Even assuming there is room for such case-by-case adjudication, Eta would not prevail. For one thing, preventing a transnational crime like Eta’s furthers the United States’s “inherent authority to protect, and … paramount interest in protecting, its territorial integrity,” as well as its sovereign “right … to protect itself by stopping and examining persons and property crossing into this country.” Flores-Montano, 541 U.S. at 152, 153; see Nkongho, 107 F.4th at 381 (searches of electronic devices “conducted under the border search exception are critical” because they “may contain evidence of ongoing transnational criminal activity”); Alasaad, 988 F.3d at 19.

Moreover, the evidence on which Eta relies to prove that this search lacked a “genuine border-related justification” is meritless.
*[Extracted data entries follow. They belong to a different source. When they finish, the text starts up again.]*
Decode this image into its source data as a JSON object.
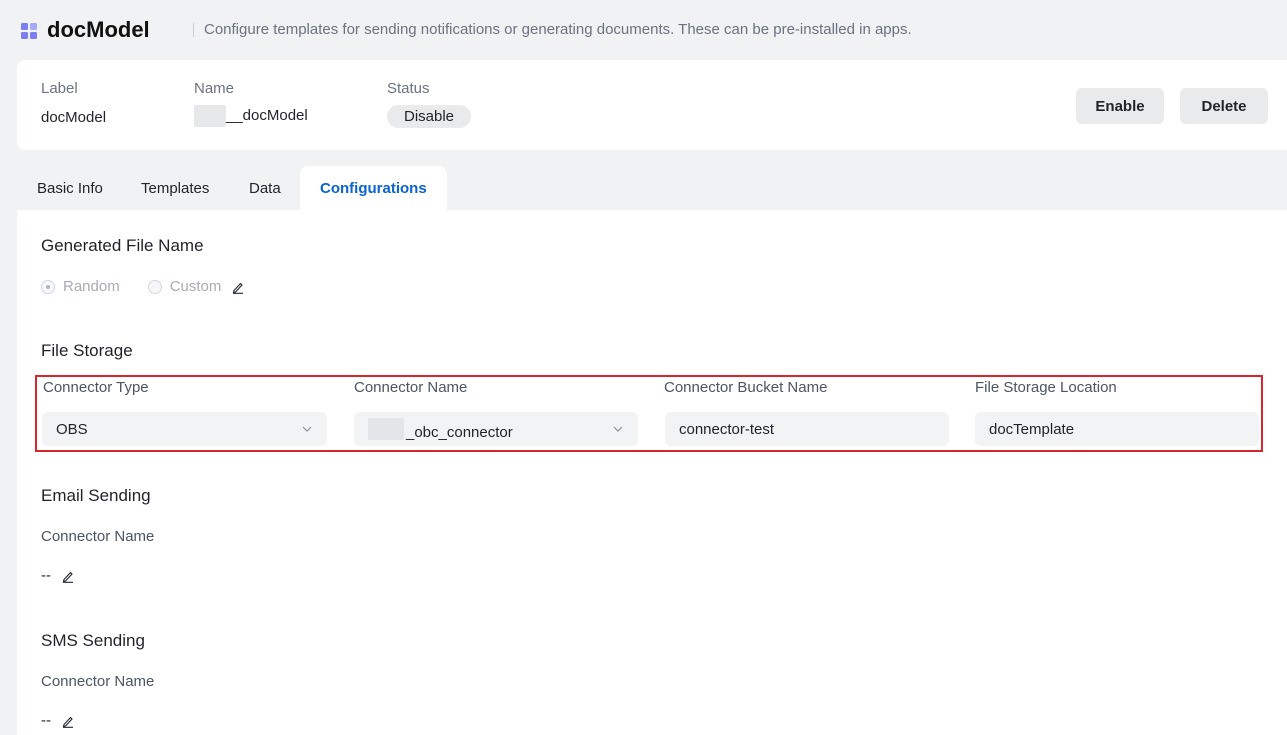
{
  "header": {
    "title": "docModel",
    "description": "Configure templates for sending notifications or generating documents. These can be pre-installed in apps."
  },
  "summary": {
    "label_heading": "Label",
    "label_value": "docModel",
    "name_heading": "Name",
    "name_value": "__docModel",
    "status_heading": "Status",
    "status_value": "Disable",
    "enable_button": "Enable",
    "delete_button": "Delete"
  },
  "tabs": [
    "Basic Info",
    "Templates",
    "Data",
    "Configurations"
  ],
  "active_tab": "Configurations",
  "generated_file_name": {
    "title": "Generated File Name",
    "options": [
      {
        "label": "Random",
        "checked": true
      },
      {
        "label": "Custom",
        "checked": false
      }
    ]
  },
  "file_storage": {
    "title": "File Storage",
    "connector_type_label": "Connector Type",
    "connector_type_value": "OBS",
    "connector_name_label": "Connector Name",
    "connector_name_value": "_obc_connector",
    "bucket_label": "Connector Bucket Name",
    "bucket_value": "connector-test",
    "location_label": "File Storage Location",
    "location_value": "docTemplate"
  },
  "email_sending": {
    "title": "Email Sending",
    "connector_label": "Connector Name",
    "connector_value": "--"
  },
  "sms_sending": {
    "title": "SMS Sending",
    "connector_label": "Connector Name",
    "connector_value": "--"
  },
  "colors": {
    "accent": "#0b63ce",
    "app_icon": "#7b7ff2",
    "highlight_border": "#d9262c"
  },
  "icons": {
    "app": "grid-app-icon",
    "edit": "pencil-icon",
    "dropdown": "chevron-down-icon"
  }
}
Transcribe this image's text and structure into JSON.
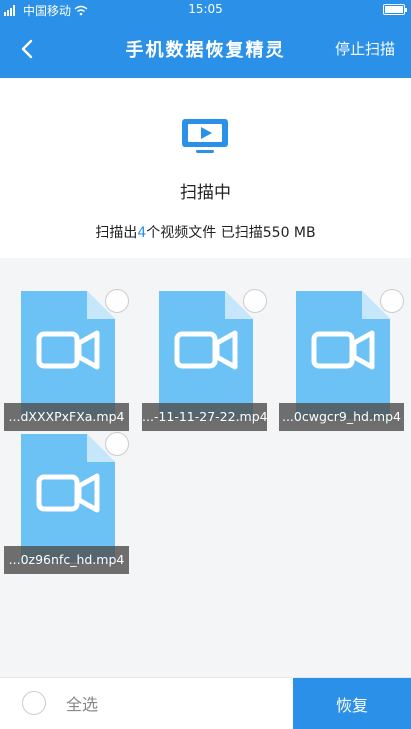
{
  "status_bar": {
    "carrier": "中国移动",
    "time": "15:05"
  },
  "header": {
    "title": "手机数据恢复精灵",
    "stop_label": "停止扫描"
  },
  "scan": {
    "status": "扫描中",
    "summary_prefix": "扫描出",
    "found_count": "4",
    "summary_middle": "个视频文件 已扫描",
    "scanned_size": "550 MB"
  },
  "files": [
    {
      "name": "...dXXXPxFXa.mp4"
    },
    {
      "name": "...-11-11-27-22.mp4"
    },
    {
      "name": "...0cwgcr9_hd.mp4"
    },
    {
      "name": "...0z96nfc_hd.mp4"
    }
  ],
  "bottom": {
    "select_all_label": "全选",
    "recover_label": "恢复"
  },
  "colors": {
    "accent": "#2a90e8",
    "file_icon": "#6cc2f5",
    "file_fold": "#c5e6fb"
  },
  "icons": {
    "back": "chevron-left-icon",
    "scan": "tv-play-icon",
    "file": "video-file-icon"
  }
}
Eta first stresses that the FBI coordinated with CBP in advance. We see no constitutional infirmity in such interagency coordination, however, and other courts of appeals agree. See United States v. Carter, 592 F.2d 402, 405-06 (7th Cir. 1979) (participation of Drug Enforcement Agency agent in border search permissible); see also United States v. Levy, 803 F.3d 120, 124 (2d Cir. 2015) (concluding there is “no constitutional reason to prevent … federal law enforcement agents from … supplying information to Customs officials in aid of a border search”); United States v. Gurr, 471 F.3d 144, 149, 374 U.S. App. D.C. 21 (D.C. Cir. 2006) (“Courts have routinely rejected the notion that cooperation among federal agencies renders a border search unlawful.”); United States v. Boumelhem, 339 F.3d 414, 423-24 (6th Cir. 2003).